Many products that come into direct contact with spermatozoa lack adequate testing for the absence of adverse effects, and
numerous products that are intended for exposure to spermatozoa have only a general assumption of safety based on the absence
of evidence of actual harm. Such assumptions can have unfortunate adverse impacts on at‐risk individuals (e.g. couples who are
trying to conceive), illustrating a clear need for appropriate up‐front testing to establish actual “sperm safety”.
METHODS: After compiling a list of general areas within the review’s scope relevant literature and other information was obtained
from the authors’ personal professional libraries and archives, and supplemented as necessary using PubMed and Google searches.
Review by co‐authors identified and eliminated errors of omission or bias.
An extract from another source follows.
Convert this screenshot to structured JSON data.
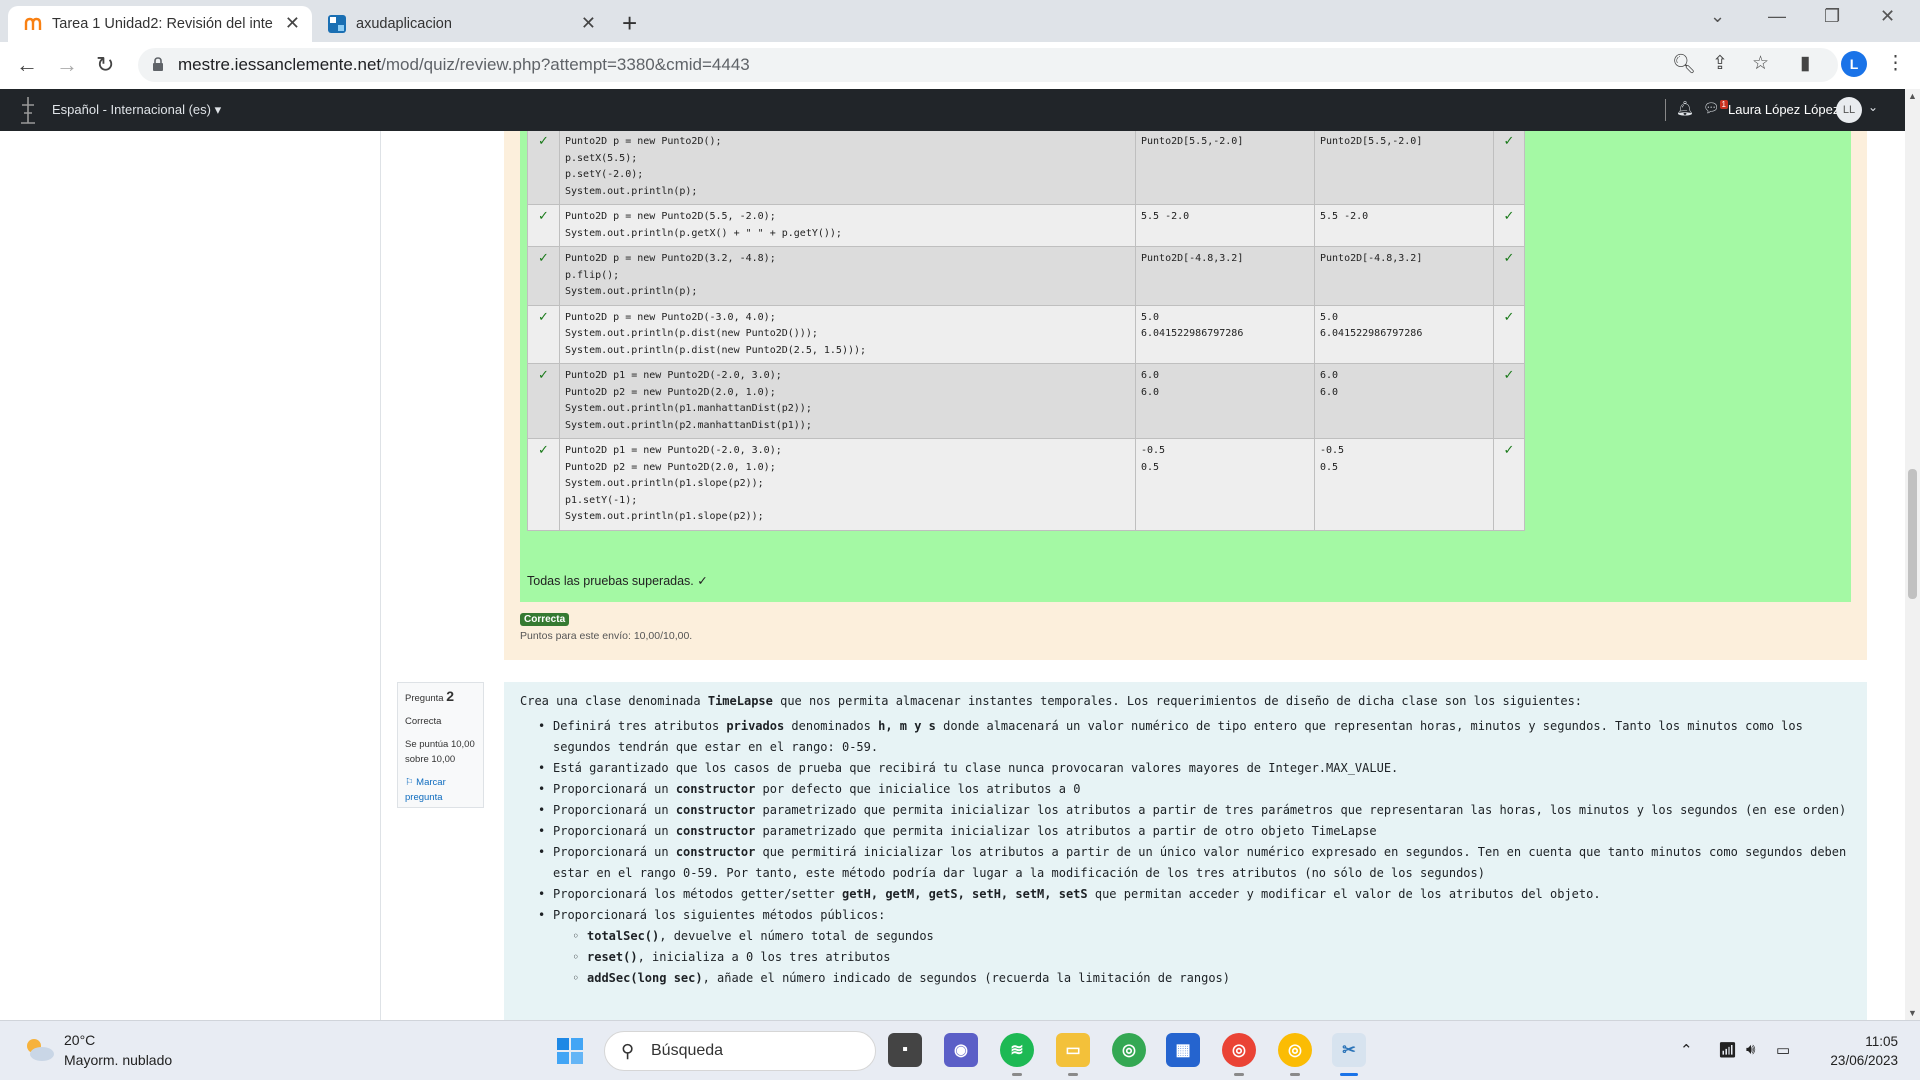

RESULTS: This review provides an overview of the broad range of substances, materials and products that can affect male fertility,
especially through sperm fertilizing ability, along with a discussion of practical methods and bioassays for their evaluation. It is
concluded that products can only be claimed to be “sperm‐safe” after performing objective, properly designed experimental
studies; extrapolation from supposed predicate products or other assumptions cannot be trusted.
CONCLUSIONS: We call for adopting the precautionary principle, especially when exposure to a product might affect not only
a couple’s fertility potential but also the health of resulting offspring and perhaps future generations.